Orlando Wood: We task rather than ask. Setting participants tasks and following their behavior can be very instructive. Stories and even verse are extremely System 1 way of communicating and absorbing information. Games might be one way to achieve some of this – but beware as they can introduce their own biases!

marktforschung.dossier: Kahneman´s research is mainly based on experiments. How about experiments in your projects?

Orlando Wood: Yes, we have designed and run many experiments, because that’s how you learn. You develop hypotheses, construct the idea and then test it in a carefully designed experiment to see whether it works in the way you expect (often it does, but in many interesting cases it doesn’t!). So for example, our packaging approach evolved from an experiment involving time pressure. We’ve also conducted our own experiments with advertising spots – removing voiceover or changing music, for instance, to improve emotional response. And then there are behavioral activation tests that we have run – in-store, in digital and using surveys. 

marktforschung.dossier: How about competition of methods: If we find more quantitative methods, including experiments, to measure system 1 decision making: Will this displace some part of qualitative research? Or will the awareness of system 1 favor the use of more qualitative research?

Orlando Wood: If the industry embraces the thinking, then the logical outcome is a greater emphasis on implicit testing and System 1 quantitative measurement (salience, emotion, choice under time pressure), but there will always be an important role for ethnographic research. 

marktforschung.dossier: How do buyers of MR accept those ideas? Are the clients open minded? 

Orlando Wood: Many clients have been quick to embrace the thinking – whether it be brand planning, communications development, NPD research or tracking. The future is here, it’s just unevenly distributed! There will be wholesale change, eventually – we’re witnessing it unfold. It’s an exciting time.

marktforschung.dossier: Whilst growing in other regions, BrainJuicer recently reduced its staff in Germany. Is the German market too conservative, or is there more intense competition in this field?

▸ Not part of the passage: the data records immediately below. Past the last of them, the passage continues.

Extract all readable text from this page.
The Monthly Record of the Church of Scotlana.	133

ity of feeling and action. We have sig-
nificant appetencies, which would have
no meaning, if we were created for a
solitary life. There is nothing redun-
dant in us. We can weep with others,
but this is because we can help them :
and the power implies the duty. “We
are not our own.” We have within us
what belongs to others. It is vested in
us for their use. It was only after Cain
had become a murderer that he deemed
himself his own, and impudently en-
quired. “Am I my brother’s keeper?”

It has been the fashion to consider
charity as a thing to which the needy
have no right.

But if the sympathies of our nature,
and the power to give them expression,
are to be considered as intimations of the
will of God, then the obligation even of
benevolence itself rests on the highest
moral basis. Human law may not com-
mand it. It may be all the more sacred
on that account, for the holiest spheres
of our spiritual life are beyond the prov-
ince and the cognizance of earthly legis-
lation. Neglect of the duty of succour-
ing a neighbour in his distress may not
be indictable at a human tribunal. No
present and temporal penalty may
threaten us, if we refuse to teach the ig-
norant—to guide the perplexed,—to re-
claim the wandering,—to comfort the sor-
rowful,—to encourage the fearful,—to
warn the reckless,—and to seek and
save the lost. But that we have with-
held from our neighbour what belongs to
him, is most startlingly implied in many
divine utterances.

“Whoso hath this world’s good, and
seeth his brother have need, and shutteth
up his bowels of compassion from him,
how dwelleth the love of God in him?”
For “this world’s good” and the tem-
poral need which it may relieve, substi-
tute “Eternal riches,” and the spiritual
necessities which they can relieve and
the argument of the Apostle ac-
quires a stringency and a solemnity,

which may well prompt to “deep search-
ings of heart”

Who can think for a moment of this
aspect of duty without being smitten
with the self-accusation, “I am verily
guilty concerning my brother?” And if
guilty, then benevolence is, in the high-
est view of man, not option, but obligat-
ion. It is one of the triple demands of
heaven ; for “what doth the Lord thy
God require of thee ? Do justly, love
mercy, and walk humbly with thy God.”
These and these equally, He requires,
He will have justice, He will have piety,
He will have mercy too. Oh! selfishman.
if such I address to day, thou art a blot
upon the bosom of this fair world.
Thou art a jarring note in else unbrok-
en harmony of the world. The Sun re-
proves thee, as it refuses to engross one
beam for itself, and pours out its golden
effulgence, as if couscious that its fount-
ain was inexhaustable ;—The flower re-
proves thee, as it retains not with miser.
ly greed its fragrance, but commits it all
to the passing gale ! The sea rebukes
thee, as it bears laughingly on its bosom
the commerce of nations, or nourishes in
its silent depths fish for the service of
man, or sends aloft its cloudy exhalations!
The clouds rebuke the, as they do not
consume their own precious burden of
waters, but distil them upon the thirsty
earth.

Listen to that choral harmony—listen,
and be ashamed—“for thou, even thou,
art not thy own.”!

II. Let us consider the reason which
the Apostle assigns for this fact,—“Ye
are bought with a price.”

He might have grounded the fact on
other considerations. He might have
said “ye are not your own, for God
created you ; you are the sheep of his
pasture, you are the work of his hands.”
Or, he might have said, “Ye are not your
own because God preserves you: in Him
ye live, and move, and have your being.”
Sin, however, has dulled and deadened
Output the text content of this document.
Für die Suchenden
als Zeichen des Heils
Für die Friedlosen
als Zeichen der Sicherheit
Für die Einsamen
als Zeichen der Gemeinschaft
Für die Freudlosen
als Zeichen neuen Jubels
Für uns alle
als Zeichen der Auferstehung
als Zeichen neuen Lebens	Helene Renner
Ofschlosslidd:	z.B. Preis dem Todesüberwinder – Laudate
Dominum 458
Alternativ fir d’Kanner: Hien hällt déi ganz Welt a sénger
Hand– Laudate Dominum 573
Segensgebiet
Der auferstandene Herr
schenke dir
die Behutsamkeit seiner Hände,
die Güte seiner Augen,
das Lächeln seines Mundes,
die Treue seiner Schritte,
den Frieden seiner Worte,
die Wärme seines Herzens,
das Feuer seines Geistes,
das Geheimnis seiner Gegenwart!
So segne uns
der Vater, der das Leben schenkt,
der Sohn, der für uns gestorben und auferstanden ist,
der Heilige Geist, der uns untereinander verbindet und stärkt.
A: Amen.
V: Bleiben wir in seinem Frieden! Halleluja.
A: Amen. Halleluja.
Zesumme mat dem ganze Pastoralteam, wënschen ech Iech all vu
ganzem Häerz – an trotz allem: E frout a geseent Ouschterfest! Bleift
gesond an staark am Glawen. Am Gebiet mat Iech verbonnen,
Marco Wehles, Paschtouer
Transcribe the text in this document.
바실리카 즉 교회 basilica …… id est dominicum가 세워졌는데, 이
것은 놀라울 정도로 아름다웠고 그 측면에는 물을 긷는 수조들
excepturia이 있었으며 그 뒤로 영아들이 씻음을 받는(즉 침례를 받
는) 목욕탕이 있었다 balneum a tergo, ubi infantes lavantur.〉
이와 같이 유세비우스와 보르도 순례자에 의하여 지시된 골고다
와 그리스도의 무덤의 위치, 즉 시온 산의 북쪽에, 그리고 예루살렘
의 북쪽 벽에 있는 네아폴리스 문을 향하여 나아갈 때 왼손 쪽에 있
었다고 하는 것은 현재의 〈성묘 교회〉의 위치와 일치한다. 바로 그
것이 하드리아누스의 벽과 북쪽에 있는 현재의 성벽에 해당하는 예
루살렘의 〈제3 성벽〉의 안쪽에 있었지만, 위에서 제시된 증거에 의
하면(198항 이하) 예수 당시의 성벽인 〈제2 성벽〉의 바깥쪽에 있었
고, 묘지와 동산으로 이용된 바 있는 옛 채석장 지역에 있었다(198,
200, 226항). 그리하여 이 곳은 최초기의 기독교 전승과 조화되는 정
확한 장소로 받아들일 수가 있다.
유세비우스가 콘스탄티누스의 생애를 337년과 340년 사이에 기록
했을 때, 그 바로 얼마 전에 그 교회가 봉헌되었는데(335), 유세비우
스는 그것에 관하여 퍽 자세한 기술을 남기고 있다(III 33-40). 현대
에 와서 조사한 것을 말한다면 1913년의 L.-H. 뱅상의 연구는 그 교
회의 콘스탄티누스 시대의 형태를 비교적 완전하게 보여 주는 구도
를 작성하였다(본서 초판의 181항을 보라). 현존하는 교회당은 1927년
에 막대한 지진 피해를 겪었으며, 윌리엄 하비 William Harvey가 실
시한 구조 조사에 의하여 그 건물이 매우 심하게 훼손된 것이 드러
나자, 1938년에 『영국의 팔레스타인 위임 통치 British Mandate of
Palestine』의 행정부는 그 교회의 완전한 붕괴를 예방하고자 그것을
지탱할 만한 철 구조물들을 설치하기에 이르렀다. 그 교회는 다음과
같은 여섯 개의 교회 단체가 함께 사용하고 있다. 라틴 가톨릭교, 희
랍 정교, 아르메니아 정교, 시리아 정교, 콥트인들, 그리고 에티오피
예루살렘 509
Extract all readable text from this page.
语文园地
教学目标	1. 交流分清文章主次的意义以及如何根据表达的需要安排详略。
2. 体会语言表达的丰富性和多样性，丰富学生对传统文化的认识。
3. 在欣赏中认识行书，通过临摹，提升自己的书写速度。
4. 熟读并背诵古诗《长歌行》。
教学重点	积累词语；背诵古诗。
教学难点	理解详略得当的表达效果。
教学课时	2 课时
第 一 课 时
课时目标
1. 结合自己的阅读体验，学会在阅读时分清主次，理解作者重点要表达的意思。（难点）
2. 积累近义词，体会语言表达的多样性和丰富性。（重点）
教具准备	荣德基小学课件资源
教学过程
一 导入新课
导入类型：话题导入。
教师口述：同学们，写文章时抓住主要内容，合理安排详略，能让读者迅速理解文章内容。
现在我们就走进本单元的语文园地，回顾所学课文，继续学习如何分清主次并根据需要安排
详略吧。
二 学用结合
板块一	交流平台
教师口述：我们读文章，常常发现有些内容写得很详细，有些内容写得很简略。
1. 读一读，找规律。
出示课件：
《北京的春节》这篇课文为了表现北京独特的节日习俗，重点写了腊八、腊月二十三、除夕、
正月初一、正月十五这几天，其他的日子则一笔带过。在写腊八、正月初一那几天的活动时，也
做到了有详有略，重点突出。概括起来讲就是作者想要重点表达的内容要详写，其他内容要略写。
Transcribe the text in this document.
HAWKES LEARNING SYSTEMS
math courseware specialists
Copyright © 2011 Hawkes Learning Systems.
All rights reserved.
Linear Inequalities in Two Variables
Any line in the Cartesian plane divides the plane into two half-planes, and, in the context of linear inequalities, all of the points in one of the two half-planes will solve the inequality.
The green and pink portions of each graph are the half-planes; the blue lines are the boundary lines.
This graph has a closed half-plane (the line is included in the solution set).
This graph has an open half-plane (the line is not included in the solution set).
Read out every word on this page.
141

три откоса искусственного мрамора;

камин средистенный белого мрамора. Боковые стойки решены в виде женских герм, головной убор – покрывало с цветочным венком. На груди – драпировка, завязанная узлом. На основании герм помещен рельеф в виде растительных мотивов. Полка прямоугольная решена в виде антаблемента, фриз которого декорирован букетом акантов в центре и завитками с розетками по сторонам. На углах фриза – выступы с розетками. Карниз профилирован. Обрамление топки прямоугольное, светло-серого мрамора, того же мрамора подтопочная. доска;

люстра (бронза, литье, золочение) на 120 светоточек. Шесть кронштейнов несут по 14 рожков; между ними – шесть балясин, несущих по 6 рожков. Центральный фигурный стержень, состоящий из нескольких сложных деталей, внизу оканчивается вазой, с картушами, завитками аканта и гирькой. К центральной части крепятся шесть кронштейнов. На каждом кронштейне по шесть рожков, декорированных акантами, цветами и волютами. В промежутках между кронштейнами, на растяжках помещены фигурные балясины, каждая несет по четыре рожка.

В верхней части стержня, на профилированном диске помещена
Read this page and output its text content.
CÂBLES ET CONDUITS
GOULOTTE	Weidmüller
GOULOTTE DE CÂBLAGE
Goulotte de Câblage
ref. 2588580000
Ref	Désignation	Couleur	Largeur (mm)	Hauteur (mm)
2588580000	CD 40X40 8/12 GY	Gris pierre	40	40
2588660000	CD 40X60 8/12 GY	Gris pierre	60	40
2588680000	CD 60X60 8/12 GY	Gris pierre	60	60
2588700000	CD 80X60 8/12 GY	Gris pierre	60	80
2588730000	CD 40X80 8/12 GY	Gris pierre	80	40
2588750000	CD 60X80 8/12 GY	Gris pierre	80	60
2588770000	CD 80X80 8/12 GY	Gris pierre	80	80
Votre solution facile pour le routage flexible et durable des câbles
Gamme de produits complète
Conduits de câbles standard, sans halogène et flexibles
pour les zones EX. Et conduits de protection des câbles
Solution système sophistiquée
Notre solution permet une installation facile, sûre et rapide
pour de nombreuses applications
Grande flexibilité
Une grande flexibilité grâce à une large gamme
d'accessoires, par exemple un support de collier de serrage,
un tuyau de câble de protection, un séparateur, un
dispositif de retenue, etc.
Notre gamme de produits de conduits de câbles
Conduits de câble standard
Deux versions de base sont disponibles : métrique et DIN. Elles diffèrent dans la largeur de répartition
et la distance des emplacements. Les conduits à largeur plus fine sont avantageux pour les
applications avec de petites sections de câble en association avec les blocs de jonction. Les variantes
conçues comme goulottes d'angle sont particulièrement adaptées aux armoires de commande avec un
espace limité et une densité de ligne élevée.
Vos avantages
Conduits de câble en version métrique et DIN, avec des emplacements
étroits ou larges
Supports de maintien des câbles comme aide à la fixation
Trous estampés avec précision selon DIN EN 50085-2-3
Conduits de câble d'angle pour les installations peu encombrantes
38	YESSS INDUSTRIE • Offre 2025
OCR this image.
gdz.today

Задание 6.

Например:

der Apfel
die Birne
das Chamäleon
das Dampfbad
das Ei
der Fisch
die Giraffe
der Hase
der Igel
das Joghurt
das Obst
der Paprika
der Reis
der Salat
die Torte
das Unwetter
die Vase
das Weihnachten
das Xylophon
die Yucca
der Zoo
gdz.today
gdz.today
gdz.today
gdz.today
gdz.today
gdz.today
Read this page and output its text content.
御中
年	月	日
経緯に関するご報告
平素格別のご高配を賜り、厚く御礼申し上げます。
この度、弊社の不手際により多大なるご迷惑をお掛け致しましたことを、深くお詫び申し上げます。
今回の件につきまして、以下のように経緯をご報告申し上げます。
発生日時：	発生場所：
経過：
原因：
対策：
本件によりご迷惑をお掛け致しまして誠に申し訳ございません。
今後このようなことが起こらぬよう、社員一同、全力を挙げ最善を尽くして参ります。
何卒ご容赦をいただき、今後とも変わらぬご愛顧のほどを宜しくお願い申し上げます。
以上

Orlando Wood: No, I don’t think it is too conservative. Our German office is now in double-digit growth, I’m pleased to say, after a re-organization across our European offices, and with multi-nationals embracing our thinking, I think the future is looking very positive. 

marktforschung.dossier: Mr. Wood, thank you very much for this interview!

Orlando Wood, Managing Director, BrainJuicer Labs
Orlando has played a leading role in the development of BrainJuicer’s philosophy and its approaches, and sits on BrainJuicer’s Executive Management Team. His work with academics, organisations and leading practitioners has rapidly moved forward thinking and best practice in the research and associated industries. Orlando has won many awards, including Research Distinction Awards from the Advertising Research Foundation (ARF) (2014 & 2011), The Jay Chiat Gold Award for Research Innovation (2011), the American Marketing Association’s '4 Under 40 Emerging Leader' Award (2011), the Market Research Society’s David Winton Award (2010) and Best Paper Award (2010), ESOMAR’s Award for Best Methodological Paper (2007) and the ISBA Advertising Effectiveness Award (2007).